Максим чувствовал, что она права – его зрение начало затуманиваться, конечности тяжелели, а в голове пульсировала нарастающая боль. Но до цели оставалось совсем немного.
Он поднялся по лестнице и вышел на крышу, где располагалась вертолетная площадка. Холодный ночной воздух ударил в лицо, принося временное облегчение перегретому мозгу.
На площадке стоял небольшой автономный аэрокар, используемый для экстренной эвакуации персонала. Максим направился к нему, продолжая контролировать системы безопасности комплекса через свое расширенное восприятие.
– Тревога в медицинском блоке, – сообщила Ирина. – Обнаружено ваше отсутствие. Расчетное время до полной блокировки комплекса: 45 секунд.
Максим достиг аэрокара и мысленно активировал его системы управления. Машина ожила, её двигатели запустились, готовясь к взлету.
– Критический перегрев через 30 секунд. Возможно необратимое повреждение нейронных структур.
– Завершаем протокол, – согласился Максим, чувствуя, как его сознание начинает фрагментироваться под давлением перегрузки.
С огромным ментальным усилием он начал процесс разделения – отделения своего сознания от алгоритмических структур Ирины, возвращения к нормальному человеческому восприятию. Это было болезненно, словно отрывать от себя часть личности, но необходимо для выживания.

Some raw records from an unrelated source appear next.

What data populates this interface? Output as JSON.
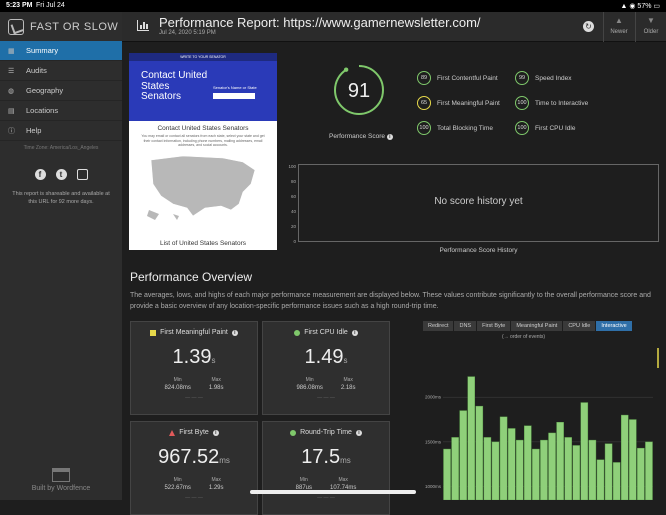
{
  "status_bar": {
    "time": "5:23 PM",
    "date": "Fri Jul 24",
    "battery": "57%"
  },
  "brand": {
    "name": "FAST OR SLOW"
  },
  "sidebar": {
    "items": [
      {
        "label": "Summary",
        "icon": "grid-icon",
        "glyph": "▦",
        "active": true
      },
      {
        "label": "Audits",
        "icon": "list-icon",
        "glyph": "☰",
        "active": false
      },
      {
        "label": "Geography",
        "icon": "globe-icon",
        "glyph": "◍",
        "active": false
      },
      {
        "label": "Locations",
        "icon": "server-icon",
        "glyph": "▤",
        "active": false
      },
      {
        "label": "Help",
        "icon": "info-icon",
        "glyph": "ⓘ",
        "active": false
      }
    ],
    "timezone": "Time Zone: America/Los_Angeles",
    "share_text": "This report is shareable and available at this URL for 92 more days.",
    "built_by": "Built by Wordfence"
  },
  "header": {
    "title": "Performance Report: https://www.gamernewsletter.com/",
    "date": "Jul 24, 2020 5:19 PM",
    "newer_label": "Newer",
    "older_label": "Older"
  },
  "thumbnail": {
    "top_bar": "WRITE TO YOUR SENATOR",
    "headline": "Contact United States Senators",
    "search_label": "Senator's Name or State",
    "content_title": "Contact United States Senators",
    "content_desc": "You may email or contact all senators from each state, select your state and get their contact information, including phone numbers, mailing addresses, email addresses, and social accounts.",
    "list_title": "List of United States Senators"
  },
  "score": {
    "value": 91,
    "label": "Performance Score",
    "fraction": 0.91
  },
  "metrics": [
    {
      "score": "89",
      "label": "First Contentful Paint",
      "color": "#7fc86b"
    },
    {
      "score": "99",
      "label": "Speed Index",
      "color": "#7fc86b"
    },
    {
      "score": "65",
      "label": "First Meaningful Paint",
      "color": "#e6d84a"
    },
    {
      "score": "100",
      "label": "Time to Interactive",
      "color": "#7fc86b"
    },
    {
      "score": "100",
      "label": "Total Blocking Time",
      "color": "#7fc86b"
    },
    {
      "score": "100",
      "label": "First CPU Idle",
      "color": "#7fc86b"
    }
  ],
  "history": {
    "message": "No score history yet",
    "caption": "Performance Score History",
    "y_ticks": [
      "100",
      "80",
      "60",
      "40",
      "20",
      "0"
    ]
  },
  "overview": {
    "title": "Performance Overview",
    "description": "The averages, lows, and highs of each major performance measurement are displayed below. These values contribute significantly to the overall performance score and provide a basic overview of any location-specific performance issues such as a high round-trip time."
  },
  "cards": [
    {
      "title": "First Meaningful Paint",
      "marker": "square",
      "value": "1.39",
      "unit": "s",
      "min": "824.08",
      "min_unit": "ms",
      "max": "1.98",
      "max_unit": "s"
    },
    {
      "title": "First CPU Idle",
      "marker": "dot",
      "value": "1.49",
      "unit": "s",
      "min": "986.08",
      "min_unit": "ms",
      "max": "2.18",
      "max_unit": "s"
    },
    {
      "title": "First Byte",
      "marker": "triangle",
      "value": "967.52",
      "unit": "ms",
      "min": "522.67",
      "min_unit": "ms",
      "max": "1.29",
      "max_unit": "s"
    },
    {
      "title": "Round-Trip Time",
      "marker": "dot",
      "value": "17.5",
      "unit": "ms",
      "min": "887",
      "min_unit": "us",
      "max": "107.74",
      "max_unit": "ms"
    }
  ],
  "waterfall": {
    "tabs": [
      "Redirect",
      "DNS",
      "First Byte",
      "Meaningful Paint",
      "CPU Idle",
      "Interactive"
    ],
    "active_tab": "Interactive",
    "order_note": "(→ order of events)"
  },
  "chart_data": {
    "type": "bar",
    "title": "",
    "ylabel": "",
    "y_ticks": [
      "2000ms",
      "1500ms",
      "1000ms"
    ],
    "ylim": [
      850,
      2550
    ],
    "values": [
      1420,
      1550,
      1850,
      2230,
      1900,
      1550,
      1500,
      1780,
      1650,
      1520,
      1680,
      1420,
      1520,
      1600,
      1720,
      1550,
      1460,
      1940,
      1520,
      1300,
      1480,
      1270,
      1800,
      1750,
      1430,
      1500
    ]
  }
}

В момент, когда двери лифтов на крыше начали открываться, выпуская охранников, протокол "Темная материя" завершился. Максим, ослабленный и дезориентированный, но в своем обычном состоянии сознания, упал на сиденье аэрокара.
– Ирина, – хрипло произнес он вслух, его голос дрожал от перенесенного стресса. – Экстренный взлет. Курс: ближайший гражданский аэропорт.
Автономные системы аэрокара активировались, двери закрылись, и машина вертикально взмыла в ночное небо, уходя от выстрелов охранников.
Максим откинулся на сиденье, чувствуя, как адреналин постепенно уступает место изнеможению. Голова раскалывалась от боли, перед глазами плыли черные пятна – последствия нейронной перегрузки. Но он был свободен.
– Ирина, – позвал он своего ИИ-ассистента, уже через обычный нейроинтерфейс. – Статус?
– Функционирую в нормальном режиме, – ответила она, её голос снова стал отдельным от его мыслей. – У вас критические показатели неврологической активности. Рекомендую немедленную медицинскую помощь.
– Нет времени, – покачал головой Максим, превозмогая боль. – Они уже наверняка подняли тревогу по всей сети. Нам нужно выбраться из страны. Москва… нам нужно в Москву. Координаты, которые дал Соколов.
– Принято, – ответила Ирина. – Прокладываю маршрут с минимальным риском отслеживания. Рекомендую промежуточные точки для смены транспорта и маскировки.